Liquid, one of today's top cryptocurrency exchange portals, announced in a blog post on its website that it has experienced a security breach through its internal network. The company said it discovered the attack before the hacker could steal any funds, but an investigation revealed that the attacker was able to collect personal information from their database which included names, home address, emails, and encrypted passwords. The company blamed its domain name provider, claiming that they incorrectly transferred Liquid's account to the hacker.

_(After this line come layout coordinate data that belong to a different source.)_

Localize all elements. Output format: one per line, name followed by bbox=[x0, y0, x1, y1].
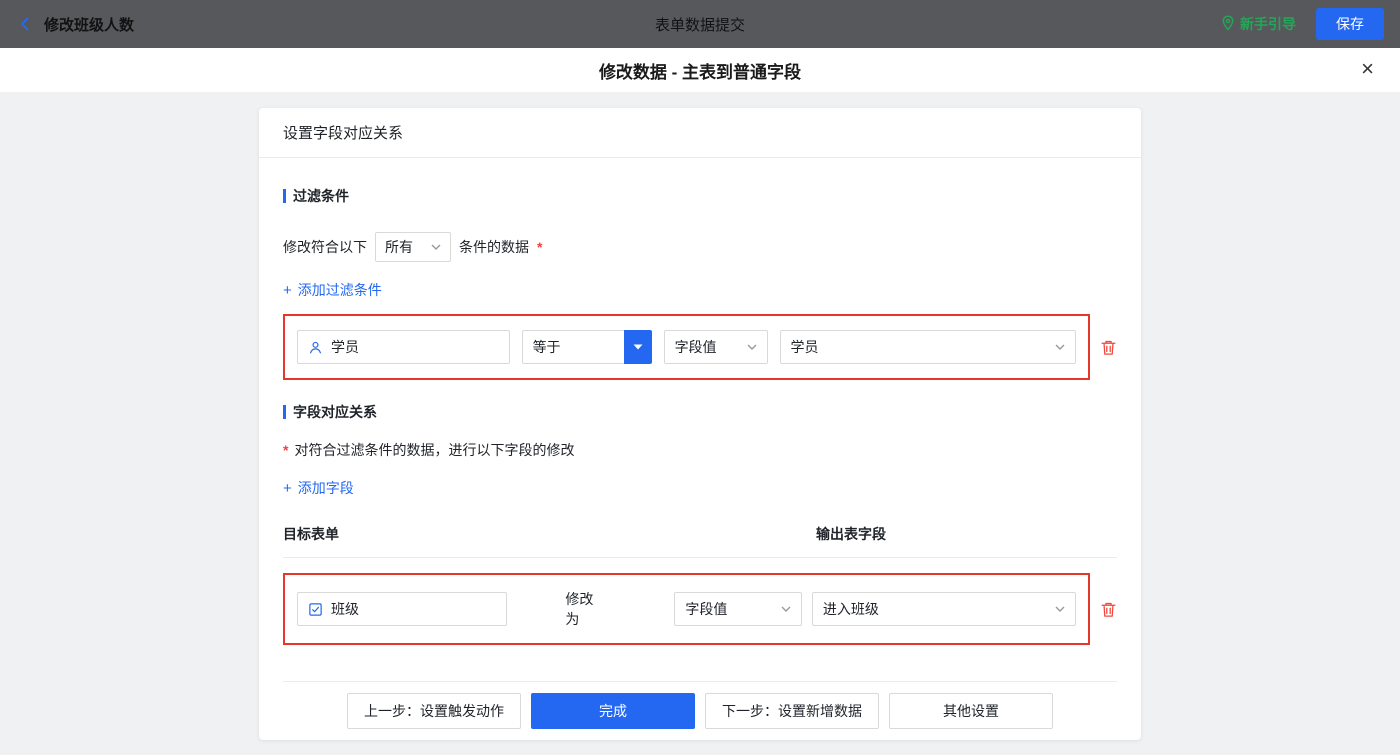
match-mode-select[interactable]: 所有 bbox=[375, 232, 451, 262]
back-button[interactable]: 修改班级人数 bbox=[16, 14, 134, 35]
done-button[interactable]: 完成 bbox=[531, 693, 695, 729]
match-mode-value: 所有 bbox=[385, 239, 413, 255]
modify-to-label: 修改为 bbox=[565, 591, 594, 627]
mapping-section-label: 字段对应关系 bbox=[293, 404, 377, 420]
operator-value: 等于 bbox=[521, 330, 624, 364]
filter-suffix-text: 条件的数据 bbox=[459, 239, 529, 255]
filter-field-input[interactable]: 学员 bbox=[297, 330, 510, 364]
mapping-description: 对符合过滤条件的数据，进行以下字段的修改 bbox=[294, 442, 575, 458]
modal-title: 修改数据 - 主表到普通字段 bbox=[598, 62, 802, 82]
top-bar: 修改班级人数 表单数据提交 新手引导 保存 bbox=[0, 0, 1400, 48]
operator-select[interactable]: 等于 bbox=[521, 330, 652, 364]
other-settings-button[interactable]: 其他设置 bbox=[889, 693, 1053, 729]
mapping-section-title: 字段对应关系 bbox=[283, 402, 1117, 422]
filter-row-highlight: 学员 等于 字段值 学员 bbox=[283, 314, 1090, 380]
add-field-link[interactable]: + 添加字段 bbox=[283, 478, 354, 498]
modal-header: 修改数据 - 主表到普通字段 × bbox=[0, 48, 1400, 92]
filter-value-type-select[interactable]: 字段值 bbox=[663, 330, 768, 364]
back-label: 修改班级人数 bbox=[44, 16, 135, 34]
next-step-button[interactable]: 下一步：设置新增数据 bbox=[705, 693, 879, 729]
card-header: 设置字段对应关系 bbox=[259, 108, 1141, 158]
required-mark: * bbox=[283, 442, 289, 458]
filter-prefix-text: 修改符合以下 bbox=[283, 239, 367, 255]
required-mark: * bbox=[537, 239, 543, 255]
person-icon bbox=[308, 340, 323, 355]
section-marker bbox=[283, 189, 286, 203]
back-arrow-icon bbox=[16, 15, 34, 33]
mapping-value-type: 字段值 bbox=[685, 601, 728, 617]
card-body: 过滤条件 修改符合以下 所有 条件的数据 * + 添加过滤条件 学员 等于 字段… bbox=[259, 158, 1141, 740]
filter-field-value: 学员 bbox=[331, 339, 359, 355]
target-field-input[interactable]: 班级 bbox=[297, 592, 508, 626]
modal-content: 设置字段对应关系 过滤条件 修改符合以下 所有 条件的数据 * + 添加过滤条件… bbox=[0, 92, 1400, 755]
mapping-columns-header: 目标表单 输出表字段 bbox=[283, 524, 1117, 558]
add-filter-label: 添加过滤条件 bbox=[297, 282, 382, 298]
add-filter-link[interactable]: + 添加过滤条件 bbox=[283, 280, 382, 300]
settings-card: 设置字段对应关系 过滤条件 修改符合以下 所有 条件的数据 * + 添加过滤条件… bbox=[259, 108, 1141, 740]
chevron-down-icon bbox=[431, 244, 441, 250]
plus-icon: + bbox=[283, 281, 292, 299]
filter-value-select[interactable]: 学员 bbox=[779, 330, 1076, 364]
close-icon[interactable]: × bbox=[1361, 58, 1374, 80]
filter-value: 学员 bbox=[790, 339, 819, 355]
mapping-value: 进入班级 bbox=[822, 601, 879, 617]
mapping-value-type-select[interactable]: 字段值 bbox=[674, 592, 802, 626]
delete-filter-button[interactable] bbox=[1100, 339, 1117, 356]
chevron-down-icon bbox=[781, 606, 791, 612]
save-button[interactable]: 保存 bbox=[1316, 8, 1384, 40]
guide-pin-icon bbox=[1221, 14, 1235, 34]
filter-section-title: 过滤条件 bbox=[283, 186, 1117, 206]
chevron-down-icon bbox=[747, 344, 757, 350]
chevron-down-icon bbox=[1055, 344, 1065, 350]
checkbox-icon bbox=[308, 602, 323, 617]
filter-condition-line: 修改符合以下 所有 条件的数据 * bbox=[283, 232, 1117, 262]
column-target-form: 目标表单 bbox=[283, 526, 339, 542]
card-footer: 上一步：设置触发动作 完成 下一步：设置新增数据 其他设置 bbox=[283, 681, 1117, 740]
filter-section-label: 过滤条件 bbox=[293, 188, 349, 204]
mapping-row-highlight: 班级 修改为 字段值 进入班级 bbox=[283, 573, 1090, 645]
delete-mapping-button[interactable] bbox=[1100, 601, 1117, 618]
prev-step-button[interactable]: 上一步：设置触发动作 bbox=[347, 693, 521, 729]
page-title: 表单数据提交 bbox=[654, 16, 745, 34]
operator-dropdown-toggle[interactable] bbox=[623, 330, 652, 364]
chevron-down-icon bbox=[1055, 606, 1065, 612]
guide-button[interactable]: 新手引导 bbox=[1221, 14, 1296, 34]
add-field-label: 添加字段 bbox=[297, 480, 354, 496]
guide-label: 新手引导 bbox=[1240, 16, 1296, 32]
column-output-field: 输出表字段 bbox=[816, 526, 886, 542]
section-marker bbox=[283, 405, 286, 419]
mapping-value-select[interactable]: 进入班级 bbox=[811, 592, 1076, 626]
topbar-actions: 新手引导 保存 bbox=[1221, 8, 1384, 40]
plus-icon: + bbox=[283, 479, 292, 497]
target-field-value: 班级 bbox=[331, 601, 359, 617]
filter-row: 学员 等于 字段值 学员 bbox=[283, 314, 1117, 380]
mapping-row: 班级 修改为 字段值 进入班级 bbox=[283, 573, 1117, 645]
mapping-description-line: * 对符合过滤条件的数据，进行以下字段的修改 bbox=[283, 440, 1117, 460]
filter-value-type: 字段值 bbox=[674, 339, 717, 355]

The Japanese game maker behind the Resident Evil and Street Fighter has confirmed that customer data and files from its internal network leaked following a ransomware attack. In a statement, the company said more than 350,000 customers' data may have been stolen alongside internal data and confidential documents. Capcom claims that no credit card information was stolen as payments are managed by a third-party company.
Following the footsteps of the European Union, which introduced General Data Protection Regulation (GDPR). Canada's Innovation Minister Navdeep Bains proposed a new privacy law that gives Canadians new rights over how their data is held, gathered, and shared. The draft law could pause data collection, and companies that do not comply could be fined up to 5% of their global revenue for serious violations.